Singapore has seen a surge in dengue infections this year, with about 300 to 400 new reported cases each week, and over 6,900 cases of dengue fever since January - more than double the same period last year.

The number of cases this year is projected to exceed last year's high of 16,000.

The country is now in its traditional peak dengue season, which lasts from May till September.

The surge in infections ahead of this period was fuelled by factors such as the rise of a less common dengue virus serotype, as well as warmer temperatures and more rain, which have caused the population of the Aedes aegypti mosquito to multiply.

Last week, the National Environment Agency announced that Project Wolbachia, the country's stealth weapon against dengue, would be expanded to Choa Chu Kang and Bukit Batok in an effort to suppress the Aedes aegypti mosquito population in these neighbourhoods.

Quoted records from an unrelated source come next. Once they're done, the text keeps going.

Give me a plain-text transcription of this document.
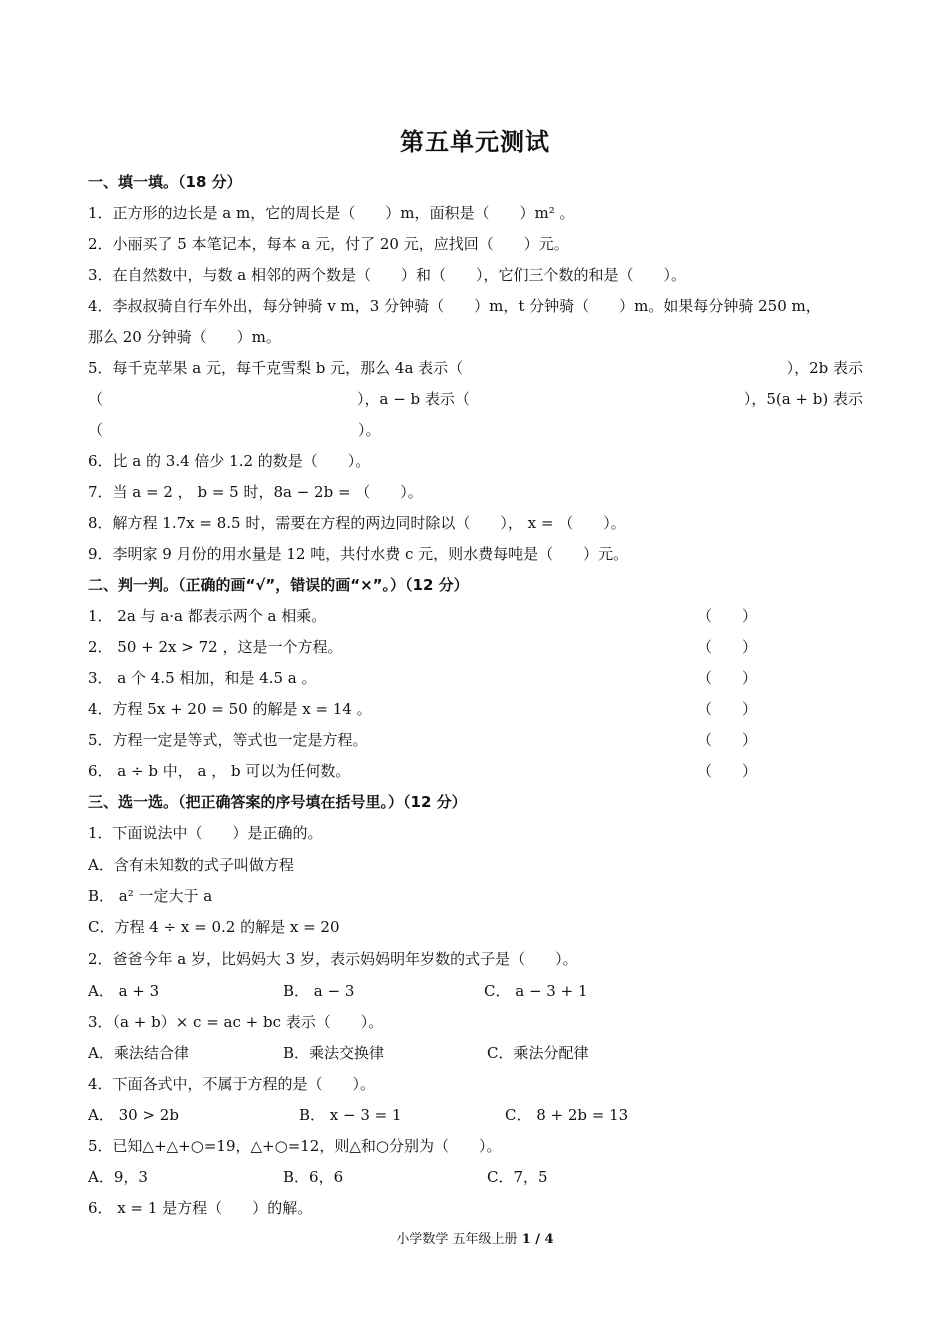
第五单元测试
一、填一填。（18 分）
1．正方形的边长是 a m，它的周长是（　　）m，面积是（　　）m² 。
2．小丽买了 5 本笔记本，每本 a 元，付了 20 元，应找回（　　）元。
3．在自然数中，与数 a 相邻的两个数是（　　）和（　　），它们三个数的和是（　　）。
4．李叔叔骑自行车外出，每分钟骑 v m，3 分钟骑（　　）m，t 分钟骑（　　）m。如果每分钟骑 250 m，
那么 20 分钟骑（　　）m。
5．每千克苹果 a 元，每千克雪梨 b 元，那么 4a 表示（	），2b 表示
（	），a − b 表示（	），5(a + b) 表示
（　　　　　　　　　　　　　　　　　）。
6．比 a 的 3.4 倍少 1.2 的数是（　　）。
7．当 a = 2 ， b = 5 时，8a − 2b = （　　）。
8．解方程 1.7x = 8.5 时，需要在方程的两边同时除以（　　）， x = （　　）。
9．李明家 9 月份的用水量是 12 吨，共付水费 c 元，则水费每吨是（　　）元。
二、判一判。（正确的画“√”，错误的画“×”。）（12 分）
1． 2a 与 a·a 都表示两个 a 相乘。	（　　）
2． 50 + 2x > 72 ，这是一个方程。	（　　）
3． a 个 4.5 相加，和是 4.5 a 。	（　　）
4．方程 5x + 20 = 50 的解是 x = 14 。	（　　）
5．方程一定是等式，等式也一定是方程。	（　　）
6． a ÷ b 中， a ， b 可以为任何数。	（　　）
三、选一选。（把正确答案的序号填在括号里。）（12 分）
1．下面说法中（　　）是正确的。
A．含有未知数的式子叫做方程
B． a² 一定大于 a
C．方程 4 ÷ x = 0.2 的解是 x = 20
2．爸爸今年 a 岁，比妈妈大 3 岁，表示妈妈明年岁数的式子是（　　）。
A． a + 3	B． a − 3	C． a − 3 + 1
3．（a + b）× c = ac + bc 表示（　　）。
A．乘法结合律	B．乘法交换律	C．乘法分配律
4．下面各式中，不属于方程的是（　　）。
A． 30 > 2b	B． x − 3 = 1	C． 8 + 2b = 13
5．已知△+△+○=19，△+○=12，则△和○分别为（　　）。
A．9，3	B．6，6	C．7，5
6． x = 1 是方程（　　）的解。
小学数学 五年级上册 1 / 4
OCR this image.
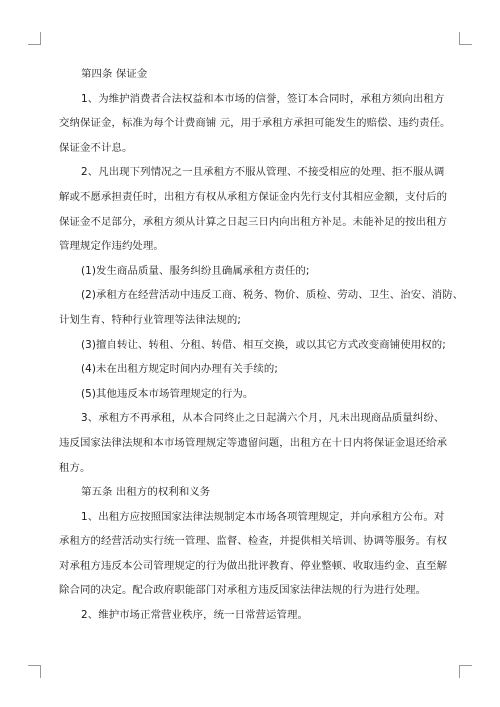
第四条 保证金

1、为维护消费者合法权益和本市场的信誉，签订本合同时，承租方须向出租方

交纳保证金，标准为每个计费商铺 元，用于承租方承担可能发生的赔偿、违约责任。

保证金不计息。

2、凡出现下列情况之一且承租方不服从管理、不接受相应的处理、拒不服从调

解或不愿承担责任时，出租方有权从承租方保证金内先行支付其相应金额，支付后的

保证金不足部分，承租方须从计算之日起三日内向出租方补足。未能补足的按出租方

管理规定作违约处理。

(1)发生商品质量、服务纠纷且确属承租方责任的;

(2)承租方在经营活动中违反工商、税务、物价、质检、劳动、卫生、治安、消防、

计划生育、特种行业管理等法律法规的;

(3)擅自转让、转租、分租、转借、相互交换，或以其它方式改变商铺使用权的;

(4)未在出租方规定时间内办理有关手续的;

(5)其他违反本市场管理规定的行为。

3、承租方不再承租，从本合同终止之日起满六个月，凡未出现商品质量纠纷、

违反国家法律法规和本市场管理规定等遗留问题，出租方在十日内将保证金退还给承

租方。

第五条 出租方的权利和义务

1、出租方应按照国家法律法规制定本市场各项管理规定，并向承租方公布。对

承租方的经营活动实行统一管理、监督、检查，并提供相关培训、协调等服务。有权

对承租方违反本公司管理规定的行为做出批评教育、停业整顿、收取违约金、直至解

除合同的决定。配合政府职能部门对承租方违反国家法律法规的行为进行处理。

2、维护市场正常营业秩序，统一日常营运管理。
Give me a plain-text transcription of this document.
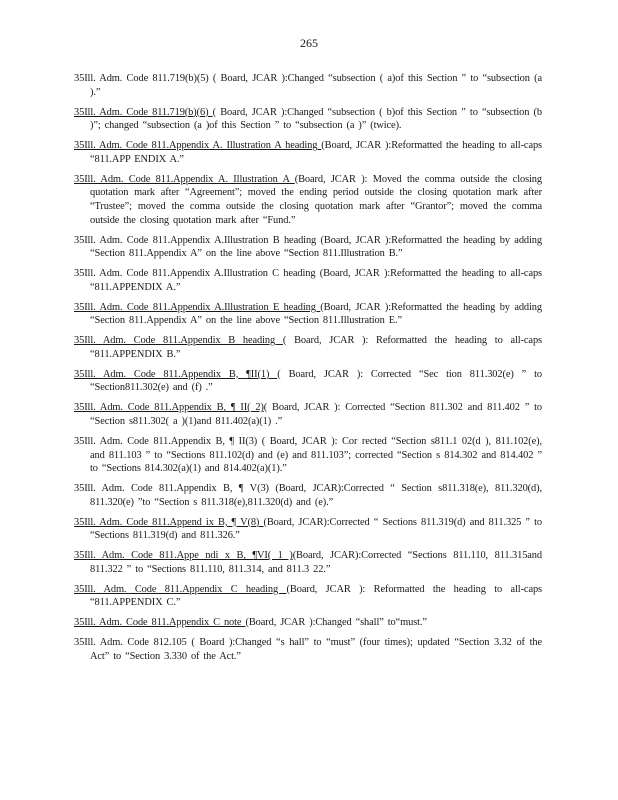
265

35Ill. Adm. Code 811.719(b)(5) ( Board, JCAR ):Changed “subsection ( a)of this Section ” to “subsection (a ).”

35Ill. Adm. Code 811.719(b)(6) ( Board, JCAR ):Changed “subsection ( b)of this Section ” to “subsection (b )”; changed “subsection (a )of this Section ” to “subsection (a )” (twice).

35Ill. Adm. Code 811.Appendix A. Illustration A heading (Board, JCAR ):Reformatted the heading to all-caps “811.APP ENDIX A.”

35Ill. Adm. Code 811.Appendix A. Illustration A (Board, JCAR ): Moved the comma outside the closing quotation mark after “Agreement”; moved the ending period outside the closing quotation mark after “Trustee”; moved the comma outside the closing quotation mark after “Grantor”; moved the comma outside the closing quotation mark after “Fund.”

35Ill. Adm. Code 811.Appendix A.Illustration B heading (Board, JCAR ):Reformatted the heading by adding “Section 811.Appendix A” on the line above “Section 811.Illustration B.”

35Ill. Adm. Code 811.Appendix A.Illustration C heading (Board, JCAR ):Reformatted the heading to all-caps “811.APPENDIX A.”

35Ill. Adm. Code 811.Appendix A.Illustration E heading (Board, JCAR ):Reformatted the heading by adding “Section 811.Appendix A” on the line above “Section 811.Illustration E.”

35Ill. Adm. Code 811.Appendix B heading ( Board, JCAR ): Reformatted the heading to all-caps “811.APPENDIX B.”

35Ill. Adm. Code 811.Appendix B, ¶II(1) ( Board, JCAR ): Corrected “Sec tion 811.302(e) ” to “Section811.302(e) and (f) .”

35Ill. Adm. Code 811.Appendix B, ¶ II( 2)( Board, JCAR ): Corrected “Section 811.302 and 811.402 ” to “Section s811.302( a )(1)and 811.402(a)(1) .”

35Ill. Adm. Code 811.Appendix B, ¶ II(3) ( Board, JCAR ): Cor rected “Section s811.1 02(d ), 811.102(e), and 811.103 ” to “Sections 811.102(d) and (e) and 811.103”; corrected “Section s 814.302 and 814.402 ” to “Sections 814.302(a)(1) and 814.402(a)(1).”

35Ill. Adm. Code 811.Appendix B, ¶ V(3) (Board, JCAR):Corrected “ Section s811.318(e), 811.320(d), 811.320(e) ”to “Section s 811.318(e),811.320(d) and (e).”

35Ill. Adm. Code 811.Append ix B, ¶ V(8) (Board, JCAR):Corrected “ Sections 811.319(d) and 811.325 ” to “Sections 811.319(d) and 811.326.”

35Ill. Adm. Code 811.Appe ndi x B, ¶VI( 1 )(Board, JCAR):Corrected “Sections 811.110, 811.315and 811.322 ” to “Sections 811.110, 811.314, and 811.3 22.”

35Ill. Adm. Code 811.Appendix C heading (Board, JCAR ): Reformatted the heading to all-caps “811.APPENDIX C.”

35Ill. Adm. Code 811.Appendix C note (Board, JCAR ):Changed “shall” to“must.”

35Ill. Adm. Code 812.105 ( Board ):Changed “s hall” to “must” (four times); updated “Section 3.32 of the Act” to “Section 3.330 of the Act.”
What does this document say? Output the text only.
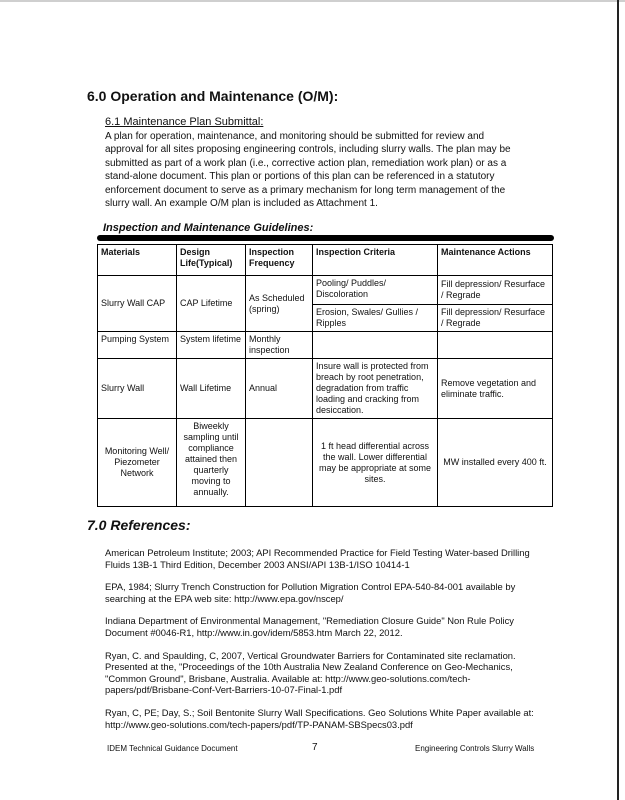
6.0 Operation and Maintenance (O/M):
6.1 Maintenance Plan Submittal:
A plan for operation, maintenance, and monitoring should be submitted for review and approval for all sites proposing engineering controls, including slurry walls. The plan may be submitted as part of a work plan (i.e., corrective action plan, remediation work plan) or as a stand-alone document. This plan or portions of this plan can be referenced in a statutory enforcement document to serve as a primary mechanism for long term management of the slurry wall. An example O/M plan is included as Attachment 1.
Inspection and Maintenance Guidelines:
Materials	Design Life(Typical)	Inspection Frequency	Inspection Criteria	Maintenance Actions
Slurry Wall CAP	CAP Lifetime	As Scheduled (spring)	Pooling/ Puddles/ Discoloration	Fill depression/ Resurface / Regrade
			Erosion, Swales/ Gullies / Ripples	Fill depression/ Resurface / Regrade
Pumping System	System lifetime	Monthly inspection		
Slurry Wall	Wall Lifetime	Annual	Insure wall is protected from breach by root penetration, degradation from traffic loading and cracking from desiccation.	Remove vegetation and eliminate traffic.
Monitoring Well/ Piezometer Network	Biweekly sampling until compliance attained then quarterly moving to annually.		1 ft head differential across the wall. Lower differential may be appropriate at some sites.	MW installed every 400 ft.
7.0 References:

American Petroleum Institute; 2003; API Recommended Practice for Field Testing Water-based Drilling Fluids 13B-1 Third Edition, December 2003 ANSI/API 13B-1/ISO 10414-1

EPA, 1984; Slurry Trench Construction for Pollution Migration Control EPA-540-84-001 available by searching at the EPA web site: http://www.epa.gov/nscep/

Indiana Department of Environmental Management, "Remediation Closure Guide" Non Rule Policy Document #0046-R1, http://www.in.gov/idem/5853.htm March 22, 2012.

Ryan, C. and Spaulding, C, 2007, Vertical Groundwater Barriers for Contaminated site reclamation. Presented at the, "Proceedings of the 10th Australia New Zealand Conference on Geo-Mechanics, "Common Ground", Brisbane, Australia. Available at: http://www.geo-solutions.com/tech-papers/pdf/Brisbane-Conf-Vert-Barriers-10-07-Final-1.pdf

Ryan, C, PE; Day, S.; Soil Bentonite Slurry Wall Specifications. Geo Solutions White Paper available at: http://www.geo-solutions.com/tech-papers/pdf/TP-PANAM-SBSpecs03.pdf

IDEM Technical Guidance Document	7	Engineering Controls Slurry Walls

Singapore has been studying this programme since 2012. As part of the project, male mosquitoes carrying the Wolbachia bacterium are released to mate with female mosquitoes, causing them to lay eggs that do not hatch.

Choa Chu Kang and Bukit Batok were chosen for the study because of their consistently high populations of the Aedes aegypti mosquito, which transmits dengue.

Ms Low is not the only MP to have been struck by dengue. Last September, Mr Liang Eng Hwa (Holland-Bukit Timah GRC) fell victim to the disease too, taking to Facebook to describe the painful experience of fighting the virus.

Dengue fever, which can cause a very high fever, severe headache and joint and muscle pain, killed 20 people last year. The disease claimed seven lives between January and March this year.